The Nation, Bangkok
OVERDRIVE: FTA debacle reveals PM’s declining fortunes
13 January 2006
By Thanong Khanthong
Like the stalled privatisation of Egat Plc, the Thai-US Free-Trade Agreement talks look like dead meat. It all boils down to the waning credibility of Prime Minister Thaksin Shinawatra.
If the people no longer trust him, they will not buy the FTA, no matter how hard he tries to sell it.
The timing is bad for an FTA since Thaksin no longer commands the high popularity he enjoyed during the past five years. In fact, Thaksin has said all along that getting a Thai-US FTA was one of his hallmark aims. But several sceptics, as well as many NGOs, have opposed or questioned the merits of such pacts. Still, Thaksin has managed to conclude FTAs with Bahrain and Australia, as well as one with China for fruits and vegetables only. He is also negotiating getting FTA talks started with Japan, India, Peru and other countries.
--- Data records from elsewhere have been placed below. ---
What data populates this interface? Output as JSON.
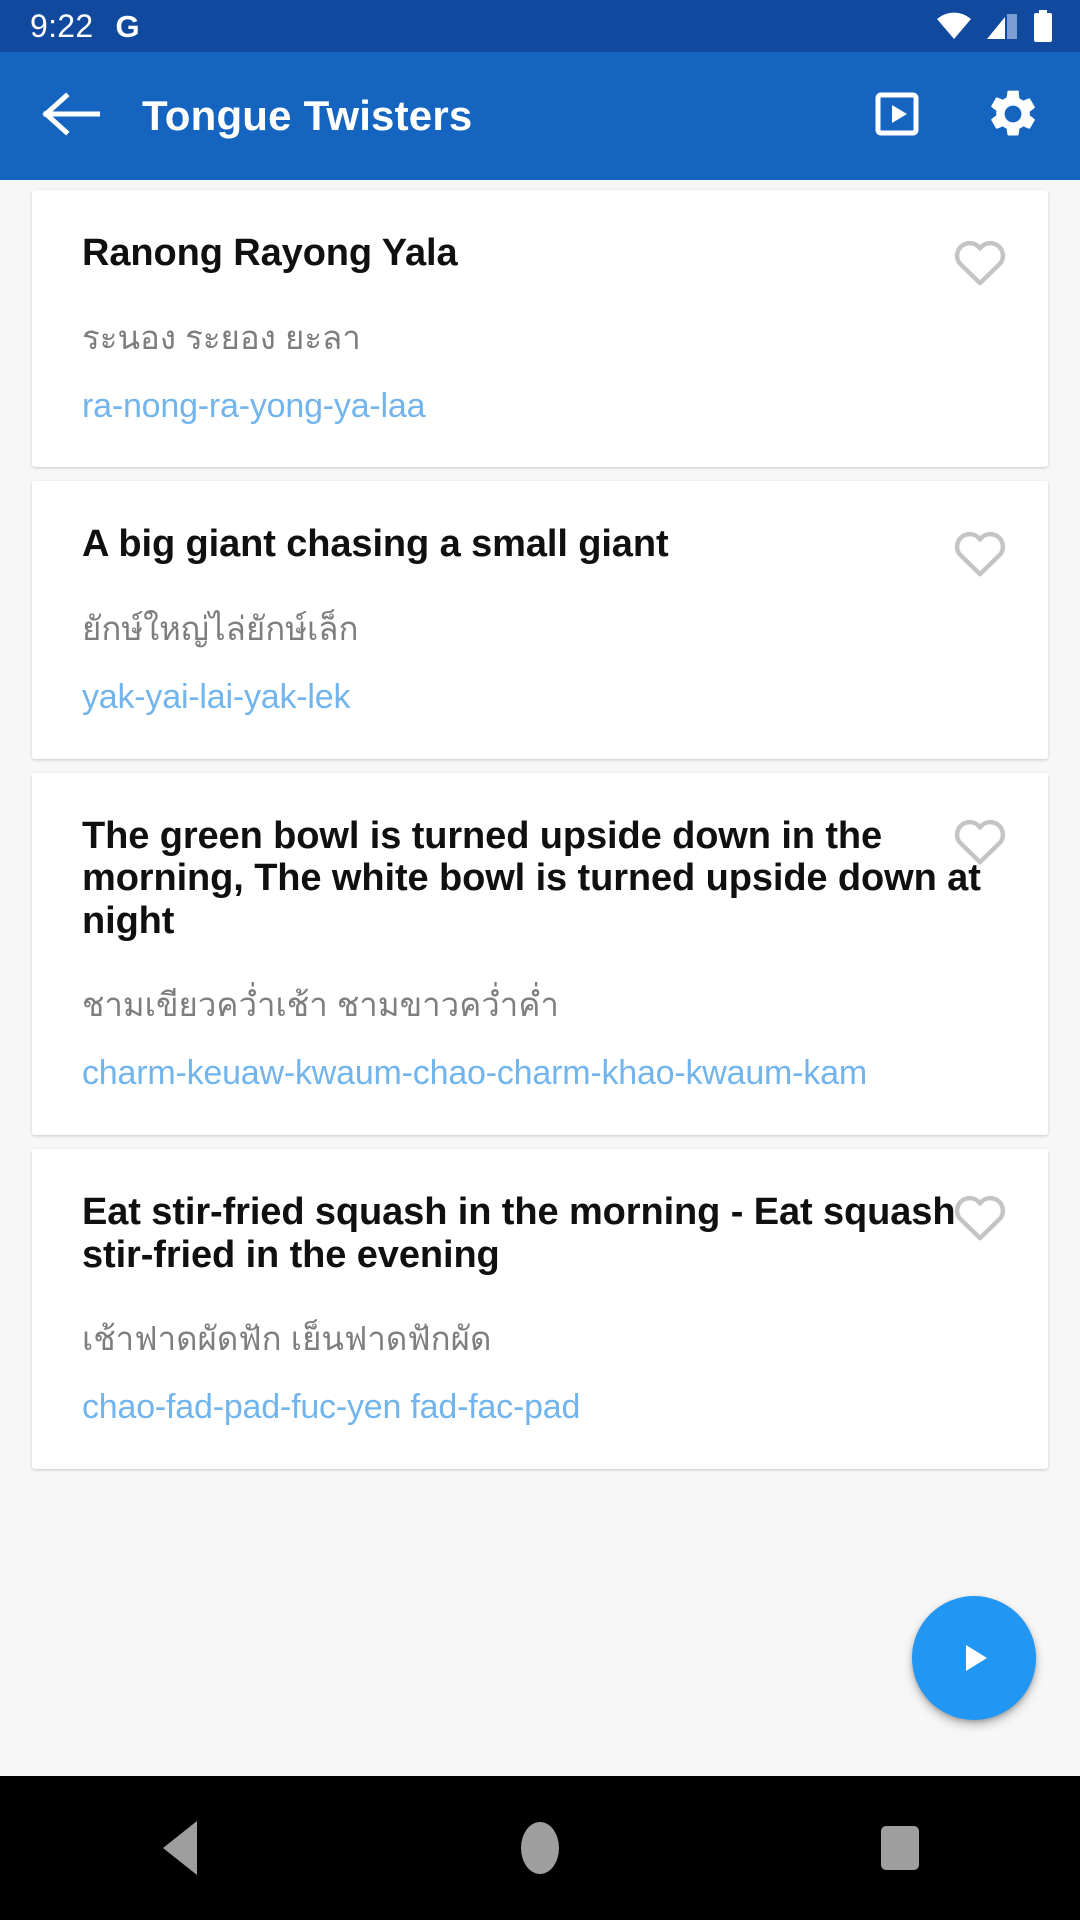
{
  "status_bar": {
    "time": "9:22",
    "google_glyph": "G",
    "icons": [
      "wifi-icon",
      "signal-icon",
      "battery-icon"
    ]
  },
  "app_bar": {
    "back_icon": "back-arrow-icon",
    "title": "Tongue Twisters",
    "actions": [
      {
        "icon": "slideshow-icon",
        "label": "Slideshow"
      },
      {
        "icon": "gear-icon",
        "label": "Settings"
      }
    ]
  },
  "colors": {
    "status_bar": "#10499e",
    "app_bar": "#1565c0",
    "accent": "#2196f3",
    "roman_text": "#72b4ec",
    "thai_text": "#7e7e7e",
    "title_text": "#101010",
    "heart_outline": "#c4c4c4",
    "page_bg": "#f7f7f7",
    "nav_bar": "#000000",
    "nav_icon": "#9e9e9e"
  },
  "list": {
    "favorite_icon": "heart-outline-icon",
    "items": [
      {
        "title": "Ranong Rayong Yala",
        "thai": "ระนอง ระยอง ยะลา",
        "roman": "ra-nong-ra-yong-ya-laa",
        "favorited": false
      },
      {
        "title": "A big giant chasing a small giant",
        "thai": "ยักษ์ใหญ่ไล่ยักษ์เล็ก",
        "roman": "yak-yai-lai-yak-lek",
        "favorited": false
      },
      {
        "title": "The green bowl is turned upside down in the morning,  The white bowl is turned upside down at night",
        "thai": "ชามเขียวคว่ำเช้า ชามขาวคว่ำค่ำ",
        "roman": "charm-keuaw-kwaum-chao-charm-khao-kwaum-kam",
        "favorited": false
      },
      {
        "title": "Eat stir-fried squash in the morning -  Eat squash stir-fried in the evening",
        "thai": "เช้าฟาดผัดฟัก เย็นฟาดฟักผัด",
        "roman": "chao-fad-pad-fuc-yen fad-fac-pad",
        "favorited": false
      }
    ]
  },
  "fab": {
    "icon": "play-icon",
    "label": "Play"
  },
  "nav_bar": {
    "buttons": [
      {
        "icon": "nav-back-icon",
        "label": "Back"
      },
      {
        "icon": "nav-home-icon",
        "label": "Home"
      },
      {
        "icon": "nav-recents-icon",
        "label": "Recents"
      }
    ]
  }
}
The FTA talks with the US are particularly tricky. In Chiang Mai, thousands of activists representing NGOs and civil-society groups have been trying to derail the talks, the sixth round of negotiations, which are expected to end today. The protests threaten to develop into an anti-Thaksin campaign. The underlying message of the protesters is that an FTA deal would amount to selling off Thailand to the US.
Last year, some disaffected labour unionists and civil-society and democracy groups succeeded in torpedoing the initial public offering (IPO) of Egat Plc. They took their case against Egat’s privatisation to the Supreme Administrative Court, which agreed to look into the legalities surrounding Egat’s privatisation and blocked the IPO. The concerns were that privatising Egat would result in skyrocketing electricity bills and would amount to converting national assets into pocket change for the nation’s capitalists. The anti-privatisation campaign developed into an anti-Thaksin campaign.
Around the same time, almost 100,000 local teachers nationwide showed strong opposition to the Thaksin government’s decentralisation policy. Teachers were afraid that they would have to answer to local headsmen once decentralisation policies took effect. Thousands of teachers travelled from their provinces to Bangkok to voice their dissent. They burnt their Thai Rak Thai Party ID cards in protest. This movement also developed distinct anti-Thaksin characteristics.
Confident in his strong leadership, Thaksin has so far succeeded in pushing through FTA deals without feeling it necessary to meaningfully consult with anybody else in Thai society. Public hearings on FTAs have been rare. Detailed information on FTAs has rarely been disclosed. Neither businessmen nor industrialists nor farmers have been closely consulted in regards to the pros and cons of FTAs. Parliament has also been bypassed because Thaksin deemed that FTAs were only “agreements”, not “treaties”, which require parliamentary approval.
Now Thaksin realises that he can no longer conveniently have his way and needs to start consulting other members of Thai society. The Thai public is beginning to question whether there are hidden agendas behind the privatisation of Egat and the FTA with the US. Even though they might support privatisation in general, they don’t think that the Thaksin government should privatise Egat at this time. Even though they might believe in trade liberalisation, they aren’t sure that any FTAs agreed to now would serve their best interests.
Negative perceptions are building up and further undermining Thaksin’s leadership. If he does not change his autocratic ways, there will be a massive backlash.
The prime minister is trying to shore up his dwindling popularity by going back into populist mode. He has talked to 10,000 taxi drivers in order to win their hearts and minds. He is now in the Northeast on a five-day reality-show tour, on which he would like to send the message that he is close to the grass-roots people. As long as the poor support him, he is safe. But how much longer can he play this role?
Looking forward, you can expect to see a leader who is increasingly fatigued because he will be unable to push through his policies and agendas like he did before. The pressure against him will mount until he gets tired.
But Thaksin is a great fighter and he will fight back even harder. It is interesting to see how Thaksin is adjusting himself as his popularity begins to go downhill. He may still have a lot of marketing gimmicks up his sleeve, but he no longer has any magic.